Les Français demandent la tolérance de la religion catholique en
s'appuyant d'une part sur la justice d'une telle réclamation, étant
donné qu'ils appartiennent presque tous à cette religion, et d'autre
part sur la stipulation énoncée à cet égard dans le quatrième
article du traité de paix définitif, laquelle se lit comme suit: "Sa
Majesté Britannique convient de Son Côté, d'accorder aux Habitants
du Canada la Liberté de la Religion Catholique; En conséquence Elle
donnera les Ordres les plus précis et les plus effectifs pour que
ses nouveaux Sujets Catholiques Romains puissent professer le Culte
de leur Religion selon le Rite de l'Élise Romaine, en tant que le
permettent les Loix de la Grande-Bretagne." Ces derniers mots "en
tant que le permettent les Loix de la Grande-Bretagne" rendent la
stipulation, prise dans son ensemble, bien douteuse en faveur de
cette tolérance, car il peut être raisonnablement soutenu que les
lois de la Grande-Bretagne ne permettent nullement l'exercice de la
religion catholique. En second lieu, supposons que ces mots ne font pas allusion à la tolérance actuelle de la religion catholique, en vertu des lois de la Grande-Bretagne, mais qu'ils indiquent seulement que la religion catholique pourrait être tolérée à un certain degré (bien qu'elle ne le soit actuellement dans aucune partie des possessions britanniques, en vertu des lois de la Grande-Bretagne) sans violation des lois de la Grande-Bretagne, il y aurait néanmoins de sérieuses raisons de croire que les lois de la Grande-Bretagne ne permettent cette tolérance à aucun degré. En effet le statut "I Eliz., c. i" pour restituer à la couronne la suprématie dans les affaires ecclésiastiques, s'applique expressément à toutes les possessions futures de la reine, comme à celles appartenant déjà à la couronne au moment de la sanction de l'acte. Les mots de la section 16 se lisent comme suit: "il est décrété qu'aucun prince étranger, aucun prélat et aucune personne exerçant un pouvoir spirituel ou temporel, ne pourra par la suite remplir ou exercer en aucune façon les fonctions attachées à une juridiction ou à un pouvoir spirituel ou ecclésiastique dans les limites de ce royaume ou dans les limites d'aucune autre possession ou contrée de Sa Majesté, attachée présentement à la couronne ou qui le sera à l'avenir, attendu que tel pouvoir ou telle juridiction est clairement aboli dans ce royaume et dans les autres possessions de Votre Altesse." Dans le paragraphe suivant, toute juridiction ou suprématie ecclésiastique est transférée et attachée à la couronne à perpétuité.

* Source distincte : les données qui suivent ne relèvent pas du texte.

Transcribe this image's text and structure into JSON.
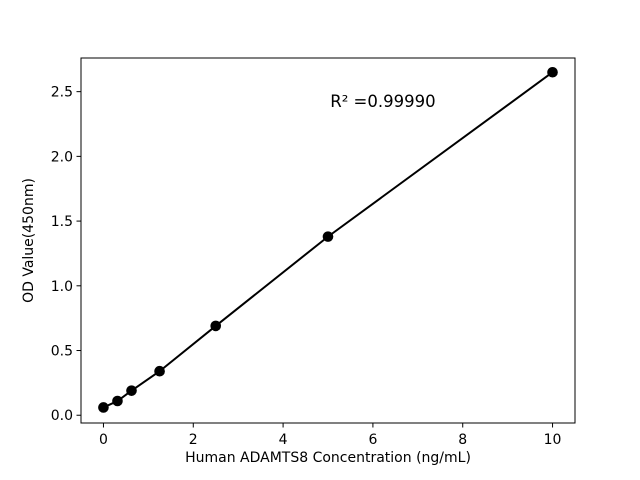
{
  "figure": {
    "background": "#ffffff"
  },
  "chart_data": {
    "type": "scatter",
    "title": "",
    "xlabel": "Human ADAMTS8 Concentration (ng/mL)",
    "ylabel": "OD Value(450nm)",
    "annotation": {
      "text": "R² =0.99990",
      "x": 5.05,
      "y": 2.38
    },
    "x": [
      0,
      0.3125,
      0.625,
      1.25,
      2.5,
      5,
      10
    ],
    "y": [
      0.06,
      0.11,
      0.19,
      0.34,
      0.69,
      1.38,
      2.65
    ],
    "line_through_points": true,
    "xticks": {
      "values": [
        0,
        2,
        4,
        6,
        8,
        10
      ],
      "labels": [
        "0",
        "2",
        "4",
        "6",
        "8",
        "10"
      ]
    },
    "yticks": {
      "values": [
        0,
        0.5,
        1,
        1.5,
        2,
        2.5
      ],
      "labels": [
        "0.0",
        "0.5",
        "1.0",
        "1.5",
        "2.0",
        "2.5"
      ]
    },
    "xlim": [
      -0.5,
      10.5
    ],
    "ylim": [
      -0.06,
      2.76
    ],
    "grid": false,
    "legend": null,
    "colors": {
      "line": "#000000",
      "marker": "#000000",
      "spine": "#000000",
      "text": "#000000",
      "background": "#ffffff"
    }
  }
}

Il est donc clair que le roi, en vertu des lois de la Grande-Bretagne, se trouve le chef suprême de l'Église de la province de Québec comme de celle du royaume lui-même. Maintenant il est de l'essence même de la papauté que le pape et non le roi constitue l'autorité suprême, en matière spirituelle. Donc, cet attribut essentiel de la papauté ne peut être toléré en vertu de la stipulation ci-dessus du traité définitif, et par suite tous les appels au pape, toutes les charges des dignitaires ecclésiastiques de Québec conférées par le pape lui-même, par ses légats ou d'autres personnes relevant de son autorité, de même que toutes les collations de bénéfices ou les nominations d'évêques pour la province qui constituent un pouvoir que le pape a exercé jusqu'ici, au moins en autant qu'il fallait son approbation avant l'entrée en fonction de l'évêque, doivent ,être actuellement illégaux et nuls.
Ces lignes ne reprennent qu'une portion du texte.